Across the last 3 meetings with Kenji, 82% of his interruptions landed on you. Other team members were interrupted 18% of the time combined.
On several turns, your sentence was cut off mid-word — meaning another speaker started before you finished.
After certain turns, your participation pattern changed: your next 3 contributions averaged 1.3 seconds each, compared to your usual 18 seconds.

What this means: These are structural observations from meeting timing. They do not establish intent, illegality, or harassment as a legal matter. They are a starting point for you to understand what you may be experiencing.
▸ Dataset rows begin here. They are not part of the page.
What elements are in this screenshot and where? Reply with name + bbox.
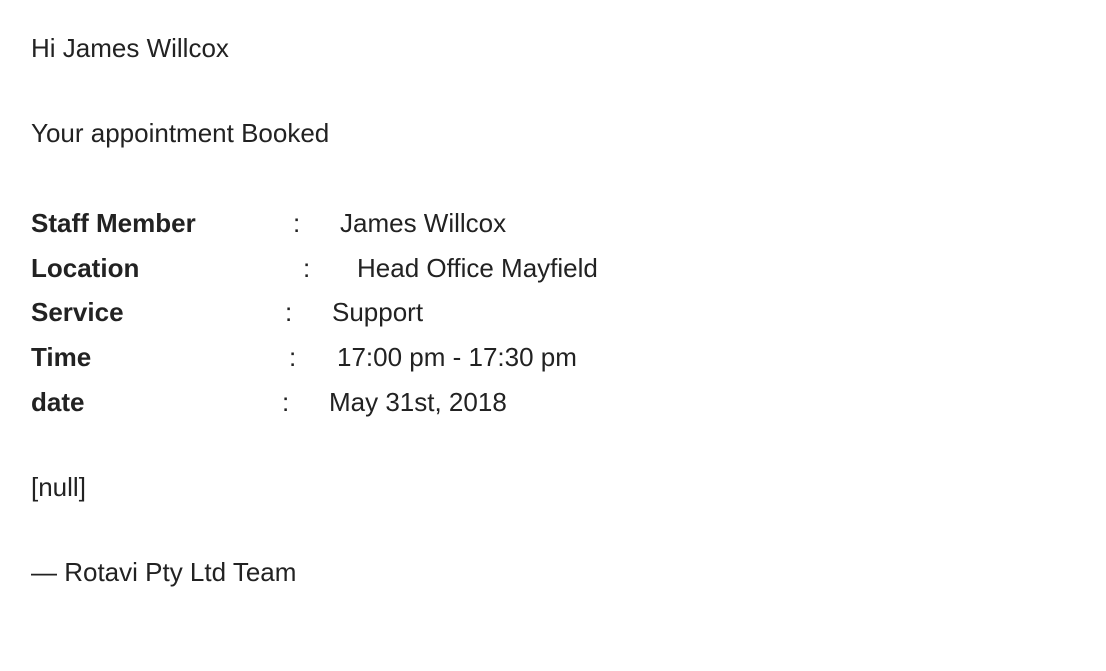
detail-label: Time [31,342,92,372]
detail-value: James Willcox [340,208,507,238]
detail-label: Location [31,253,140,283]
detail-value: Support [332,297,424,327]
detail-value: May 31st, 2018 [329,387,507,417]
detail-separator: : [303,253,311,283]
detail-separator: : [282,387,290,417]
email-body: Hi James Willcox Your appointment Booked… [31,0,1091,671]
null-placeholder-text: [null] [31,472,86,502]
detail-value: Head Office Mayfield [357,253,598,283]
detail-row-time: Time : 17:00 pm - 17:30 pm [31,342,831,372]
detail-value: 17:00 pm - 17:30 pm [337,342,577,372]
detail-row-date: date : May 31st, 2018 [31,387,831,417]
detail-label: Service [31,297,124,327]
detail-row-location: Location : Head Office Mayfield [31,253,831,283]
appointment-status-text: Your appointment Booked [31,118,330,148]
detail-separator: : [289,342,297,372]
detail-row-service: Service : Support [31,297,831,327]
detail-label: Staff Member [31,208,196,238]
detail-row-staff-member: Staff Member : James Willcox [31,208,831,238]
signature: — Rotavi Pty Ltd Team [31,557,297,587]
detail-separator: : [293,208,301,238]
detail-label: date [31,387,85,417]
detail-separator: : [285,297,293,327]
greeting-text: Hi James Willcox [31,33,229,63]
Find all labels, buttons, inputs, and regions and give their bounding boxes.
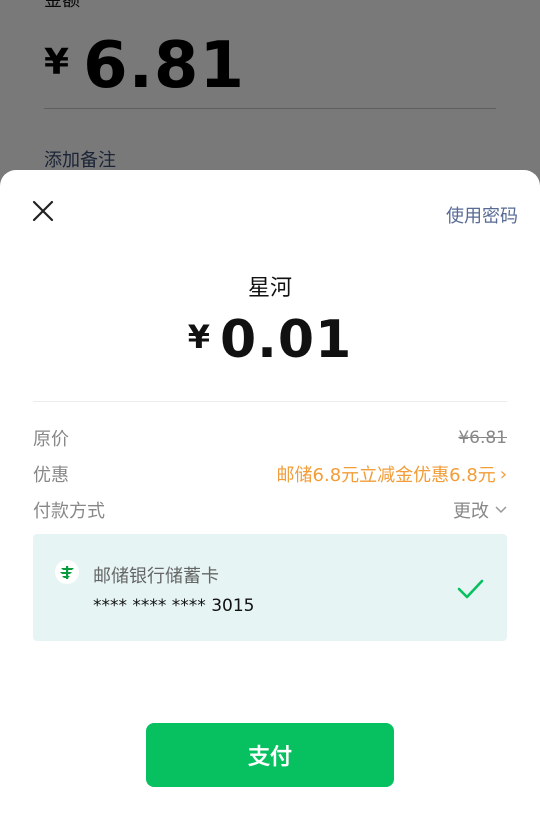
discount-row: 优惠 邮储6.8元立减金优惠6.8元 › — [33, 461, 507, 487]
merchant-name: 星河 — [247, 276, 292, 301]
close-icon — [32, 200, 54, 222]
payment-sheet: 使用密码 星河 ¥ 0.01 原价 ¥6.81 优惠 邮储6.8元立减金优惠6.… — [0, 170, 540, 837]
change-label: 更改 — [453, 501, 489, 522]
original-price-row: 原价 ¥6.81 — [33, 425, 507, 451]
amount-value: 0.01 — [219, 310, 353, 370]
currency-symbol: ¥ — [187, 318, 210, 356]
discount-selector[interactable]: 邮储6.8元立减金优惠6.8元 › — [277, 461, 507, 487]
divider — [33, 401, 507, 402]
pay-button[interactable]: 支付 — [146, 723, 394, 787]
checkmark-icon — [457, 579, 484, 599]
discount-label: 优惠 — [33, 465, 69, 486]
bank-logo-icon — [55, 560, 79, 584]
payment-method-label: 付款方式 — [33, 501, 105, 522]
original-price-label: 原价 — [33, 429, 69, 450]
use-password-link[interactable]: 使用密码 — [446, 202, 518, 228]
chevron-down-icon — [495, 506, 507, 514]
original-price-value: ¥6.81 — [458, 428, 507, 448]
discount-value: 邮储6.8元立减金优惠6.8元 — [276, 465, 496, 486]
card-number: **** **** **** 3015 — [93, 596, 255, 616]
close-button[interactable] — [28, 196, 58, 226]
payment-method-row: 付款方式 更改 — [33, 497, 507, 523]
payment-card-option[interactable]: 邮储银行储蓄卡 **** **** **** 3015 — [33, 534, 507, 641]
bank-name: 邮储银行储蓄卡 — [93, 566, 219, 587]
chevron-right-icon: › — [499, 463, 507, 485]
change-payment-button[interactable]: 更改 — [453, 497, 507, 523]
payment-amount: ¥ 0.01 — [0, 310, 540, 370]
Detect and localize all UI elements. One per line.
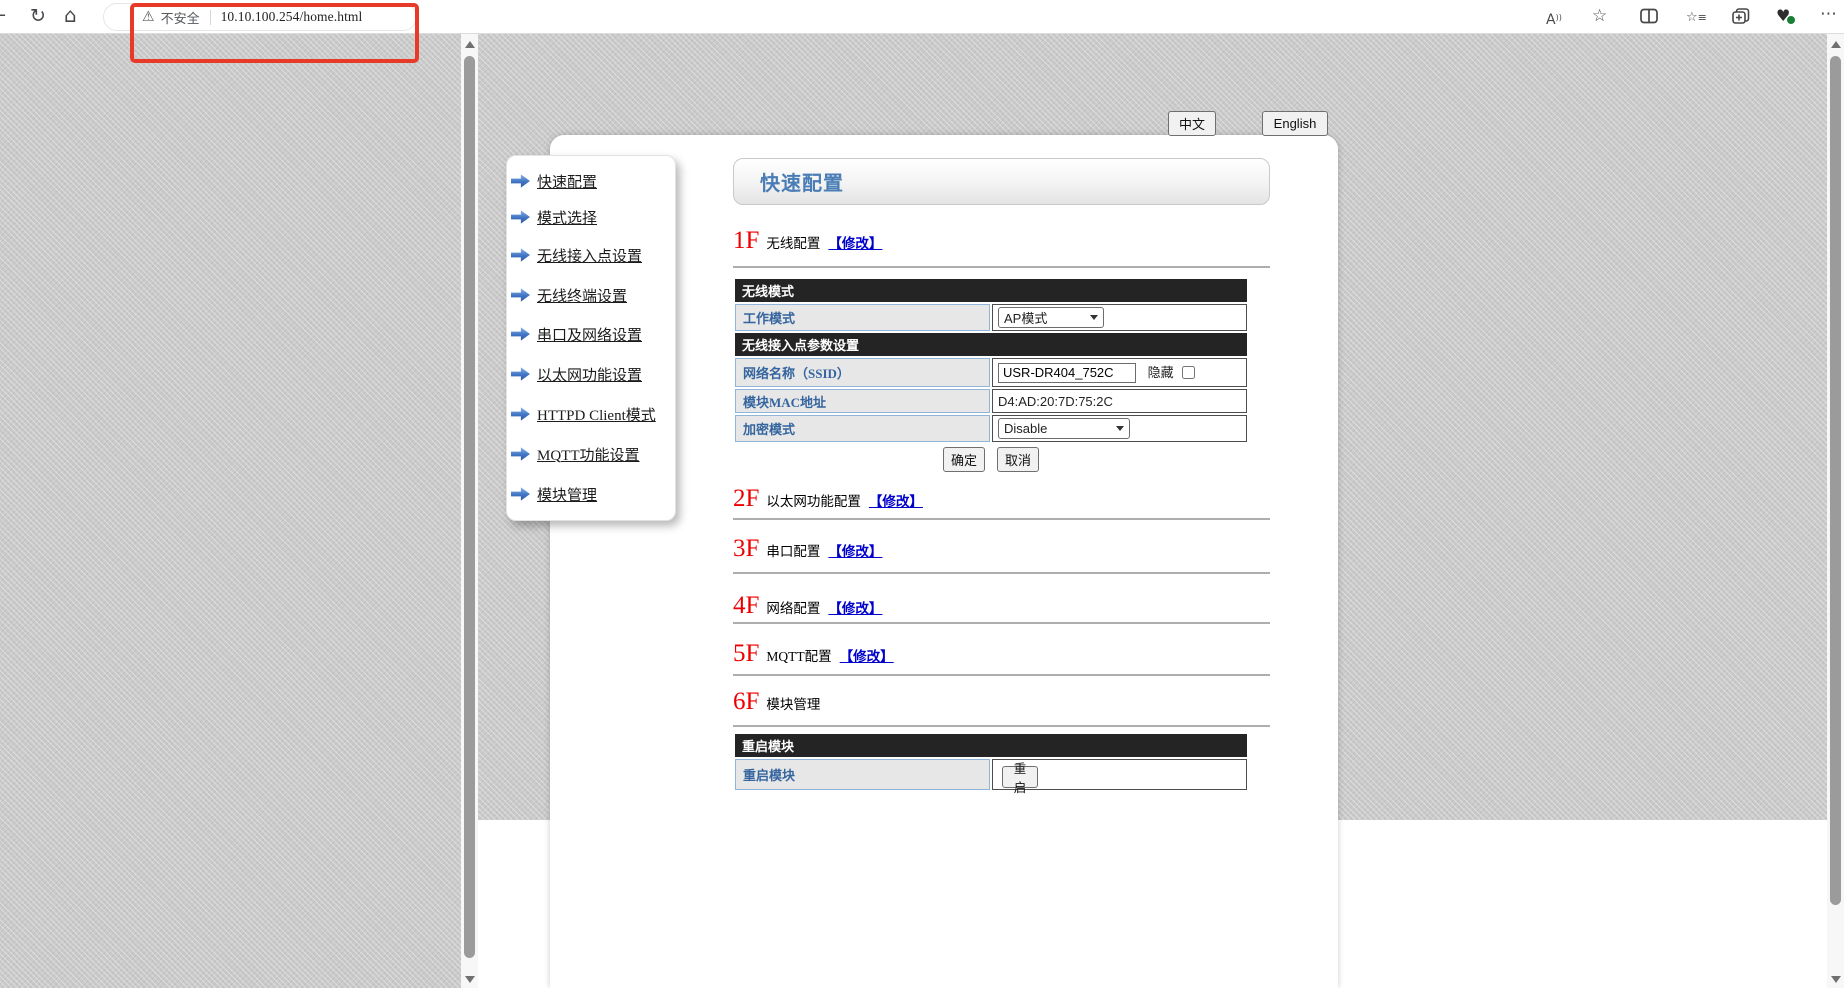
section-number: 1F (733, 228, 759, 254)
read-aloud-icon[interactable]: A)) (1546, 6, 1562, 32)
section-4f-row: 4F 网络配置 【修改】 (733, 593, 1270, 623)
section-title: MQTT配置 (766, 645, 831, 665)
scrollbar-thumb[interactable] (464, 56, 475, 958)
chevron-down-icon (1090, 315, 1098, 320)
section-title: 串口配置 (766, 540, 820, 560)
annotation-red-box (130, 3, 419, 63)
cancel-button[interactable]: 取消 (997, 447, 1039, 472)
section-1f-row: 1F 无线配置 【修改】 (733, 228, 1270, 258)
section-number: 4F (733, 593, 759, 619)
encryption-select[interactable]: Disable (998, 418, 1130, 439)
group-header-ap-params: 无线接入点参数设置 (735, 333, 1247, 356)
modify-link-serial[interactable]: 【修改】 (828, 540, 882, 560)
section-6f-row: 6F 模块管理 (733, 689, 1270, 719)
arrow-icon (511, 487, 530, 502)
mac-value: D4:AD:20:7D:75:2C (992, 389, 1247, 413)
encryption-label: 加密模式 (735, 415, 990, 442)
main-scrollbar[interactable] (1827, 33, 1844, 988)
english-language-button[interactable]: English (1262, 111, 1328, 136)
back-icon[interactable]: ← (0, 4, 6, 28)
section-number: 5F (733, 641, 759, 667)
section-3f-row: 3F 串口配置 【修改】 (733, 536, 1270, 566)
section-divider (733, 266, 1270, 268)
scroll-down-arrow-icon[interactable] (1831, 976, 1841, 983)
work-mode-label: 工作模式 (735, 304, 990, 331)
arrow-icon (511, 407, 530, 422)
hide-ssid-label: 隐藏 (1148, 365, 1174, 380)
form-buttons-row: 确定 取消 (733, 447, 1249, 474)
sidebar-item-quick-config[interactable]: 快速配置 (511, 170, 676, 192)
section-number: 3F (733, 536, 759, 562)
section-divider (733, 572, 1270, 574)
arrow-icon (511, 174, 530, 189)
group-header-restart: 重启模块 (735, 734, 1247, 757)
home-icon[interactable]: ⌂ (64, 3, 77, 27)
section-title: 模块管理 (766, 693, 820, 713)
modify-link-ethernet[interactable]: 【修改】 (869, 490, 923, 510)
arrow-icon (511, 248, 530, 263)
modify-link-wireless[interactable]: 【修改】 (828, 232, 882, 252)
collections-icon[interactable] (1732, 8, 1750, 32)
favorites-bar-icon[interactable]: ☆≡ (1686, 6, 1707, 30)
wireless-config-table: 无线模式 工作模式 AP模式 无线接入点参数设置 网络名称（SSID） 隐藏 模… (733, 277, 1249, 444)
section-number: 6F (733, 689, 759, 715)
left-frame-background (0, 33, 461, 988)
favorite-star-icon[interactable]: ☆ (1592, 4, 1607, 28)
section-title: 网络配置 (766, 597, 820, 617)
ssid-input[interactable] (998, 363, 1136, 383)
restart-label: 重启模块 (735, 759, 990, 790)
more-options-icon[interactable]: ⋯ (1820, 2, 1837, 26)
restart-module-table: 重启模块 重启模块 重启 (733, 732, 1249, 792)
sidebar-item-mqtt[interactable]: MQTT功能设置 (511, 443, 676, 465)
browser-essentials-icon[interactable]: ♥ (1776, 4, 1790, 28)
essentials-badge (1786, 15, 1796, 25)
sidebar-item-httpd-client[interactable]: HTTPD Client模式 (511, 403, 676, 425)
section-divider (733, 674, 1270, 676)
ok-button[interactable]: 确定 (943, 447, 985, 472)
sidebar-item-ethernet[interactable]: 以太网功能设置 (511, 363, 676, 385)
section-title: 以太网功能配置 (766, 490, 861, 510)
section-title: 无线配置 (766, 232, 820, 252)
scroll-up-arrow-icon[interactable] (1831, 41, 1841, 48)
mac-label: 模块MAC地址 (735, 389, 990, 413)
section-divider (733, 622, 1270, 624)
section-divider (733, 725, 1270, 727)
chinese-language-button[interactable]: 中文 (1168, 111, 1216, 136)
section-number: 2F (733, 486, 759, 512)
sidebar-item-wireless-ap[interactable]: 无线接入点设置 (511, 244, 676, 266)
chevron-down-icon (1116, 426, 1124, 431)
section-2f-row: 2F 以太网功能配置 【修改】 (733, 486, 1270, 516)
arrow-icon (511, 327, 530, 342)
modify-link-network[interactable]: 【修改】 (828, 597, 882, 617)
ssid-label: 网络名称（SSID） (735, 358, 990, 387)
refresh-icon[interactable]: ↻ (30, 4, 46, 28)
split-screen-icon[interactable] (1640, 8, 1658, 32)
scroll-up-arrow-icon[interactable] (465, 41, 475, 48)
section-divider (733, 518, 1270, 520)
page-title-bar: 快速配置 (733, 158, 1270, 205)
scrollbar-thumb[interactable] (1830, 56, 1841, 905)
sidebar-item-module-management[interactable]: 模块管理 (511, 483, 676, 505)
scroll-down-arrow-icon[interactable] (465, 976, 475, 983)
modify-link-mqtt[interactable]: 【修改】 (840, 645, 894, 665)
arrow-icon (511, 447, 530, 462)
sidebar-item-wireless-sta[interactable]: 无线终端设置 (511, 284, 676, 306)
section-5f-row: 5F MQTT配置 【修改】 (733, 641, 1270, 671)
work-mode-select[interactable]: AP模式 (998, 307, 1104, 328)
sidebar-item-serial-network[interactable]: 串口及网络设置 (511, 323, 676, 345)
group-header-wireless-mode: 无线模式 (735, 279, 1247, 302)
arrow-icon (511, 367, 530, 382)
page-title: 快速配置 (760, 167, 844, 196)
left-frame-scrollbar[interactable] (461, 33, 478, 988)
arrow-icon (511, 288, 530, 303)
restart-button[interactable]: 重启 (1002, 766, 1038, 788)
sidebar-item-mode-select[interactable]: 模式选择 (511, 206, 676, 228)
arrow-icon (511, 210, 530, 225)
hide-ssid-checkbox[interactable] (1182, 366, 1195, 379)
Does any of this apply to you?

  • ☐ I chair these meetings (chairs are routinely interrupted by design)
  • ☐ I'm a new or L2 speaker of the meeting's language
  • ☐ I prefer to listen rather than speak
  • ☐ These meetings have a structure where I don't usually speak

If you want to take action

  • 労働局 総合労働相談コーナー — free, confidential labor consultation (Japan)
  • 法テラス — legal aid (Japan)
  • Enable evidence vault — retain encrypted snippets only you can decrypt

13Summary for the partner

  1. What kind of product this is. Privacy-bounded meeting governance — not a classifier, not surveillance. A bounded governance instrument (for sponsor contexts) that helps organizations surface the labor-cost patterns they couldn't see before, under strict procedural limits.
  2. Who it's for. CEO of a 50–500 person JP company. Not HR — HR doesn't feel the ¥7.9M-per-case bill. The CEO does.
  3. What it measures. 6 structural detectors (interruption, chilling, Gini, unanswered question, ignored turn, agreement asymmetry) + 2 cross-meeting wrappers. All deterministic. All calibrated to the speaker's own 90-day baseline.
  4. What it refuses to measure. Content, affect, voice stress, facial expression, keystrokes, screen, browsing. The "Kashi will not do" list is 12 items and growing.
  5. What's shipped. 7 routes live, 7 detectors available (3 structural default + 4 text-informed tenant-opt-in), eval 3/3 on the 8-meeting seed set with zero false positives on control. Real auth, real multi-tenant schema with RLS, English-default UI.
  6. What's next. Victim-explainer page (research-grounded observational-language narrative), victim-owned E2E evidence vault (employer stores ciphertext the server does not hold the key for), explicit refusal of the company-wide health bar.
  7. How we know we're right. Simulation on your 3 test meetings: healthy → 0 alerts (control works), slightly dangerous → borderline structural (proves v2 features are needed), absolutely dysfunctional → 82% interruption concentration detected cleanly. Three different climate states, three different detector responses, no false positives.
We are not the first to notice this problem. We are the first to ship a structurally-sound, legally-defensible, culturally-appropriate instrument for seeing it early — without crossing any of the lines that sank Productivity Score, Archaic, or FRONTEO.